Engineering of an l-arabinose metabolic pathway in Corynebacterium glutamicum

• Published in: Applied microbiology and biotechnology Vol. 77; no. 5; pp. 1053 - 1062
• Main Authors: Kawaguchi, Hideo, Sasaki, Miho, Vertès, Alain A., Inui, Masayuki, Yukawa, Hideaki
• Format: Journal Article
• Language: English
• Published: Berlin/Heidelberg Springer Berlin Heidelberg 2008; Springer; Springer Nature B.V
• Subjects: Acetic acid; Acetic Acid - metabolism; Acid production; Agricultural pollution; Anaerobiosis; Applied Genetics and Molecular Biotechnology; Arabinose - metabolism; Assimilation; Bioengineering; Biological and medical sciences; Biomass; Biotechnology; Carbon; Carbon - metabolism; Carboxylic Acids - metabolism; Commodities; Corynebacterium glutamicum; Corynebacterium glutamicum - genetics; Corynebacterium glutamicum - growth & development; Corynebacterium glutamicum - metabolism; Culture Media - chemistry; Dehydrogenases; E coli; Energy Metabolism; Energy sources; Escherichia coli; Escherichia coli - enzymology; Escherichia coli - genetics; Escherichia coli Proteins - biosynthesis; Escherichia coli Proteins - genetics; Ethanol; Fermentation; Fundamental and applied biological sciences. Psychology; Gene Expression; Genes; Glucose; Glucose - metabolism; Gram-positive bacteria; Industrial production; Lactic Acid - metabolism; Life Sciences; Lignocellulose; Metabolic Networks and Pathways; Metabolism; Microbial Genetics and Genomics; Microbiology; Organic acids; Phosphotransferases (Alcohol Group Acceptor) - biosynthesis; Phosphotransferases (Alcohol Group Acceptor) - genetics; Plasmids; Raw materials; Studies; Succinic Acid - metabolism; Sugar; Yeast; arabinose; Lignocellulosic biomass; Arabinose; Corynebacterium glutamicum; Bacteria; Metabolic engineering; Actinomycetes; Corynebacteriaceae; Metabolic pathway; Genetically modified microorganism
• ISSN: 0175-7598; 1432-0614
• DOI: 10.1007/s00253-007-1244-x

Corynebacterium glutamicum was metabolically engineered to broaden its substrate utilization range to include the pentose sugar l -arabinose, a product of the degradation of lignocellulosic biomass. The resultant CRA1 recombinant strain expressed the Escherichia coli genes araA , araB , and araD encoding l -arabinose isomerase, l -ribulokinase, and l -ribulose-5-phosphate 4-epimerase, respectively, under the control of a constitutive promoter.

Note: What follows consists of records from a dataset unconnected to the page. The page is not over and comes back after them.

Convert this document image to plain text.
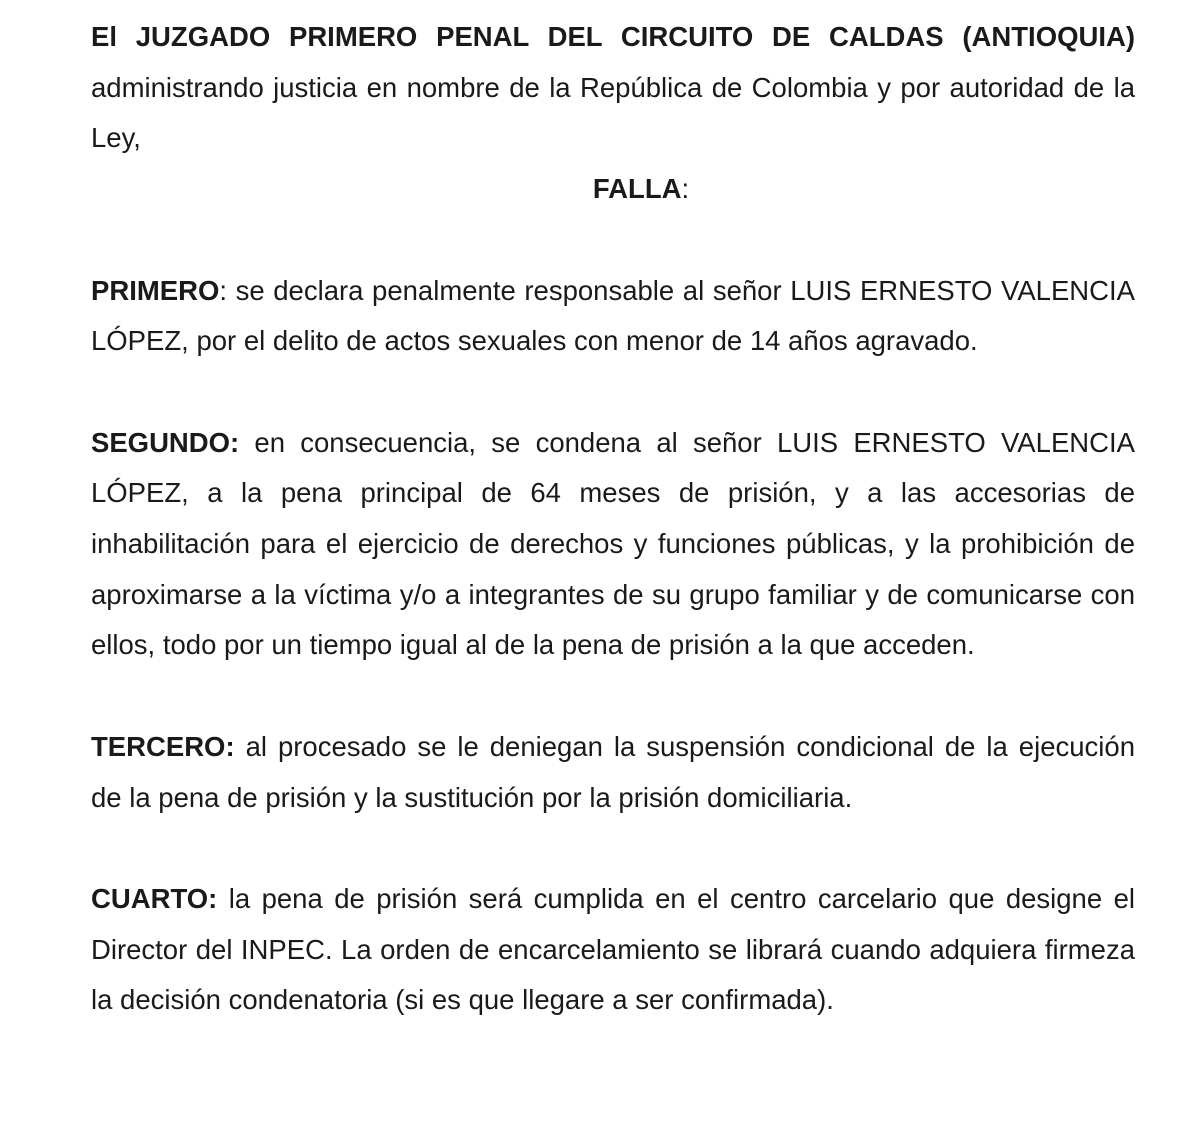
El JUZGADO PRIMERO PENAL DEL CIRCUITO DE CALDAS (ANTIOQUIA) administrando justicia en nombre de la República de Colombia y por autoridad de la Ley,

FALLA:

PRIMERO: se declara penalmente responsable al señor LUIS ERNESTO VALENCIA LÓPEZ, por el delito de actos sexuales con menor de 14 años agravado.

SEGUNDO: en consecuencia, se condena al señor LUIS ERNESTO VALENCIA LÓPEZ, a la pena principal de 64 meses de prisión, y a las accesorias de inhabilitación para el ejercicio de derechos y funciones públicas, y la prohibición de aproximarse a la víctima y/o a integrantes de su grupo familiar y de comunicarse con ellos, todo por un tiempo igual al de la pena de prisión a la que acceden.

TERCERO: al procesado se le deniegan la suspensión condicional de la ejecución de la pena de prisión y la sustitución por la prisión domiciliaria.

CUARTO: la pena de prisión será cumplida en el centro carcelario que designe el Director del INPEC. La orden de encarcelamiento se librará cuando adquiera firmeza la decisión condenatoria (si es que llegare a ser confirmada).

Unlike the wild-type strain, CRA1 was able to grow on mineral salts medium containing l -arabinose as the sole carbon and energy source. The three cloned genes were expressed to the same levels whether cells were cultured in the presence of d -glucose or l -arabinose. Under oxygen deprivation and with l -arabinose as the sole carbon and energy source, strain CRA1 carbon flow was redirected to produce up to 40, 37, and 11%, respectively, of the theoretical yields of succinic, lactic, and acetic acids. Using a sugar mixture containing 5% d -glucose and 1% l -arabinose under oxygen deprivation, CRA1 cells metabolized l -arabinose at a constant rate, resulting in combined organic acids yield based on the amount of sugar mixture consumed after d -glucose depletion (83%) that was comparable to that before d -glucose depletion (89%). Strain CRA1 is, therefore, able to utilize l -arabinose as a substrate for organic acid production even in the presence of d -glucose.